A recent study published in PLoS ONE assessed the association of smoking with coronavirus disease 2019 (COVID-19) complications.
It has been reported that tobacco use and smoking are associated with cardiorespiratory injury, characterized by alveolar damage, autonomic dysregulation, endothelial dysfunction, and reduced lung capacity. Individuals who smoke are more susceptible to respiratory diseases than non-smokers.
However, it remains unclear whether smoking aggravates the adverse consequences of COVID-19. Severe acute respiratory syndrome coronavirus 2 (SARS-CoV-2) infection causes extra-pulmonary injury besides pneumonia and acute respiratory distress syndrome (ARDS). The implications and impact of smoking on the clinical severity of COVID-19 are poorly understood.
About the study
In the present study, researchers investigated the effects of smoking on COVID-19 severity among hospitalized patients in the United States. Data were extracted from the American Heart Association (AHA) COVID-19 cardiovascular disease (CVD) registry. Patients aged 18 years or older hospitalized for COVID-19 between January 14, 2020, and March 31, 2021, were included in the study.
They included patients with valid information about admission/discharge dates, age, sex, and medical history. Patients with unknown discharge status and those who left against medical advice. The team classified patients as current smokers if they self-reported smoking at admission. Those who reported using e-cigarettes were deemed smokers.

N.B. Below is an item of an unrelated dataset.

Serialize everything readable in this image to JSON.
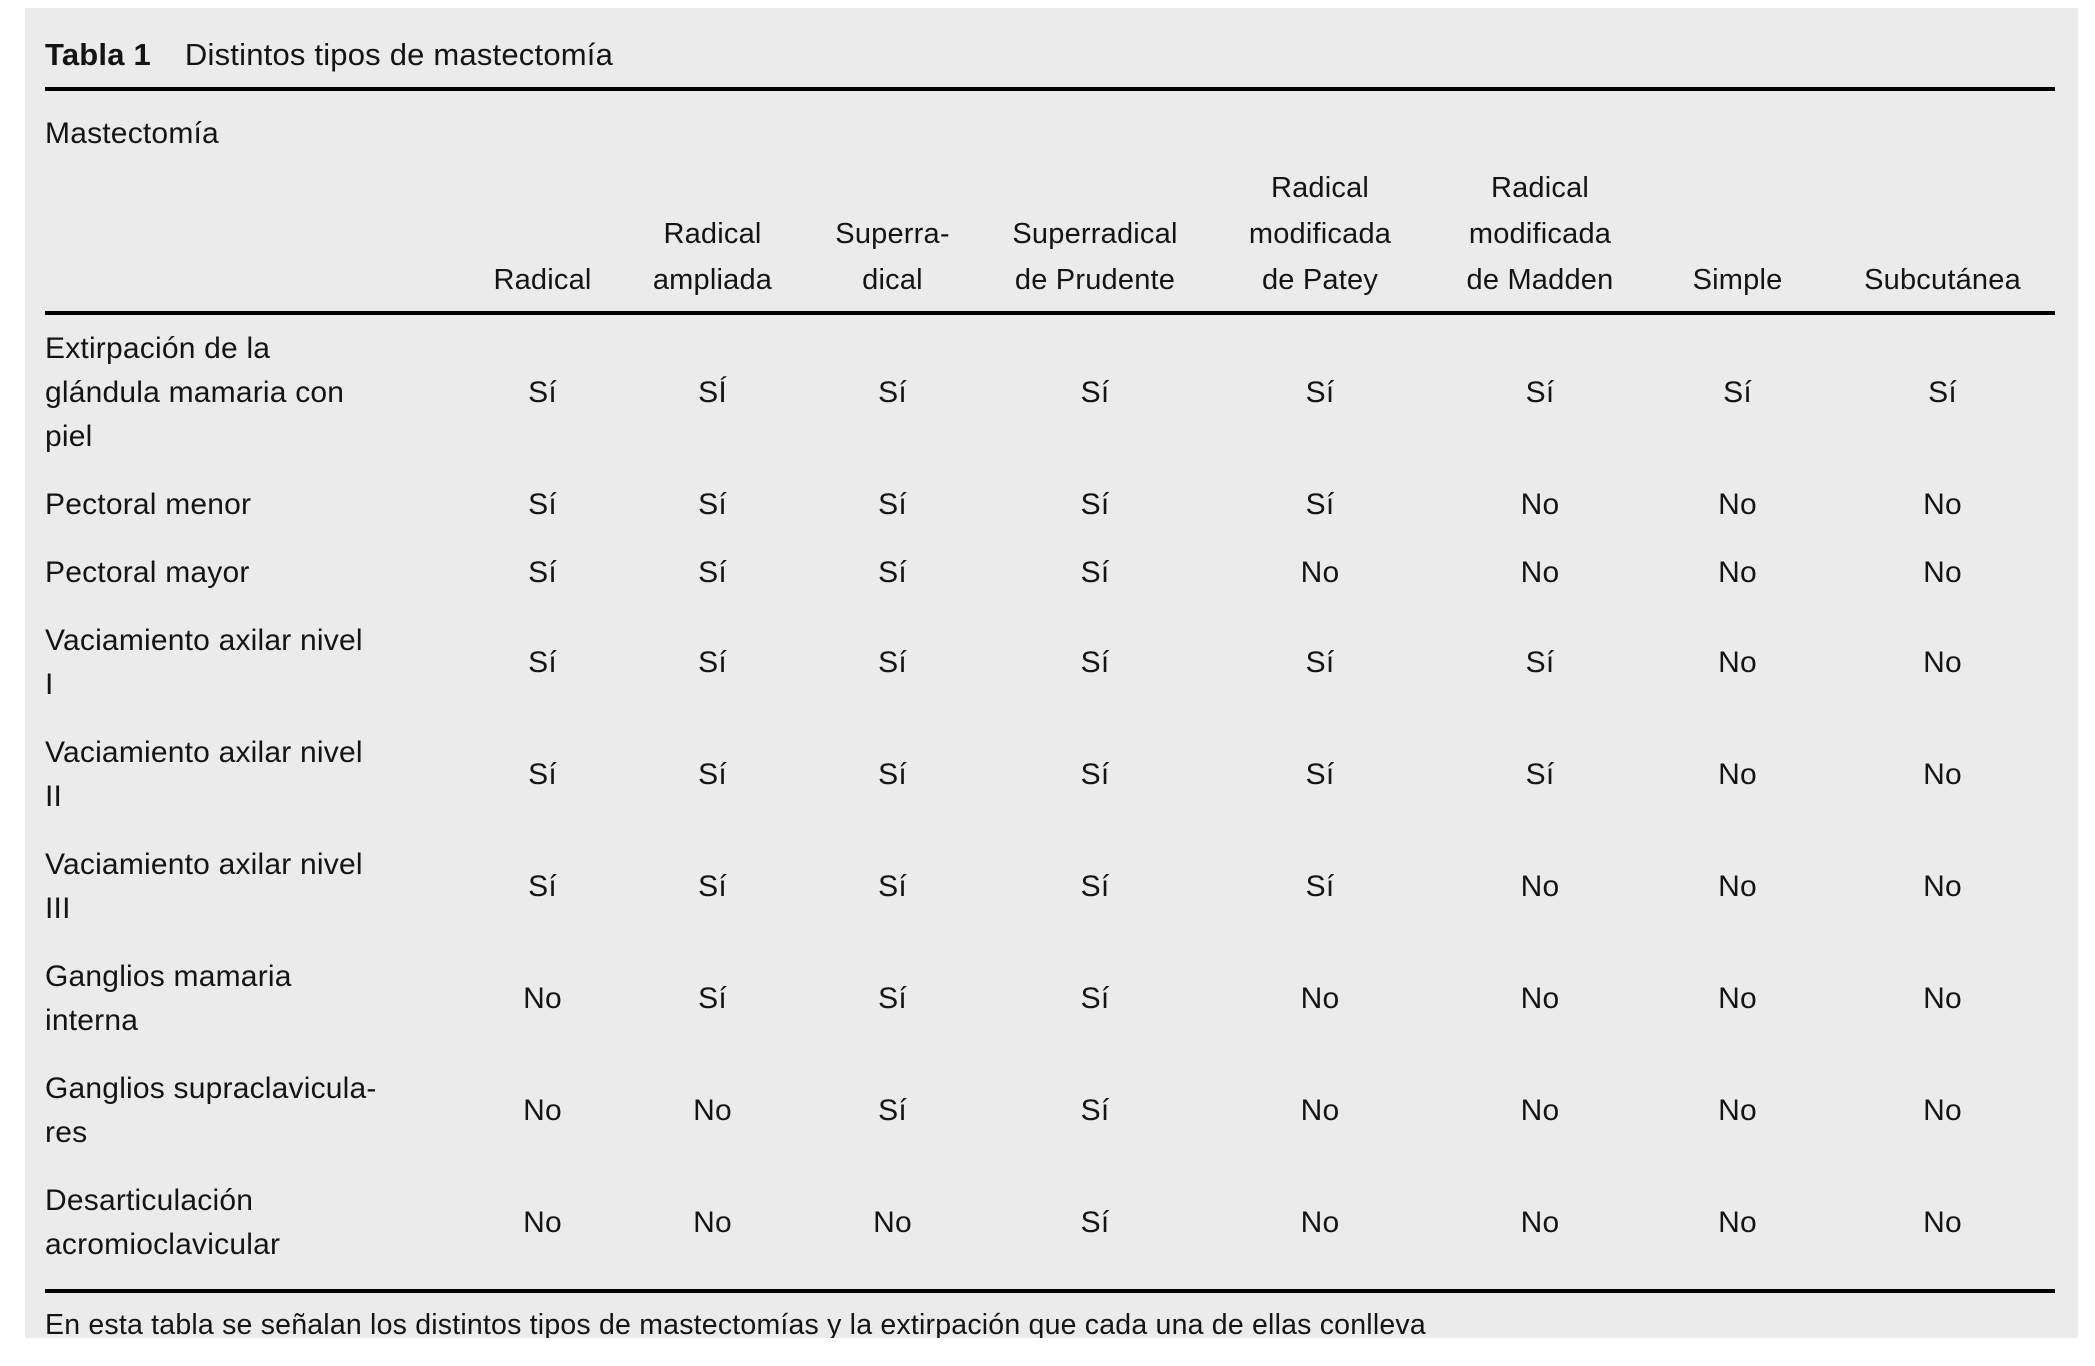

Smoking history and other information were not collected.
The study’s primary outcome was severe COVID-19, that is, the use of mechanical ventilation or in-hospital death. The secondary outcome was major adverse cardiac events (MACE), i.e., the occurrence of any of the following during hospitalization: heart failure, acute myocardial infarction, ischemic stroke, cardiogenic shock, myocarditis, or death by acute myocarditis heart failure, or stroke. Age, race/ethnicity, sex, past medical history, risk factors, medication use, and admission time frame were covariates.
Risk factors included diabetes mellitus, obesity, dyslipidemia, and hypertension. Prior medical history included peripheral artery disease, venous thromboembolism, heart failure, stroke, chronic kidney disease, and coronary artery disease. Time-frame of admission was split into five quarters (four quarters of 2020 and the first quarter of 2021).
Past medications included anticoagulants and anti-platelet therapy. Odds ratios (ORs) were computed using two multivariable logistic regression models. Models were adjusted for risk factors, demographics, admission time, and medications. Because demographic and medical history variables of smokers and non-smokers were significantly different, the team carried out propensity score matching to limit confounding.
The final analytic sample comprised 6717 patients with 2239 smokers and 4478 non-smokers. After matching, no significant differences were observed between smokers and non-smokers in sex, age, medication use, and medical history.
The proportion of smokers that survived COVID-19 (32%) was lower than those who succumbed (40%). Deceased patients were older than survivors, more likely males, with a past medical history. Notably, the prevalence of obesity among the deceased patients was less. The proportion of patients who used medication (anti-platelet therapy or anticoagulants) was higher among the deceased patients.
Mechanically ventilated patients were more likely to be smokers, males, obese, and non-Hispanic, with a history of diabetes, dyslipidemia, hypertension, chronic kidney disease, heart failure, and using anti-platelet therapy at admission time. Significantly higher odds of using a mechanical ventilator or mortality were noted for smokers. Smokers also had significantly higher adjusted odds of death or mechanical ventilator use.
Smoking was a stronger risk factor for mortality in those aged 18 – 59 than older adults (> 60 years). Smoking also increased the risk of mechanical ventilation in females and non-Hispanics. In the secondary outcome analysis, the authors found that smokers had higher odds of MACE. Smoking was associated with elevated odds of MACE in those who were female, obese, White, and those aged < 60.
The association between smoking and severe COVID-19 outcomes was significant when smokers were compared to (propensity-score) matched non-smokers. The relationship was also significant when demographic and other variables were adjusted, indicating that smoking was associated with higher COVID-19 severity independent of sex, race, age, and medical history.
However, younger patients had a higher impact of smoking on more severe outcomes than older adults. Patients who were White, female, diabetic, obese, or those with chronic kidney disease had greater odds of death, indicating that smoking caused an additive effect on already existing comorbidities or vulnerabilities.
Of note, the researchers could not differentiate between former and never smokers due to the unavailability of complete smoking history. The smoking status was self-reported and not verified independently. In conclusion, the study observed that smoking was strongly associated with elevated risks of severe COVID-19 outcomes, independent of medical history and sociodemographic characteristics.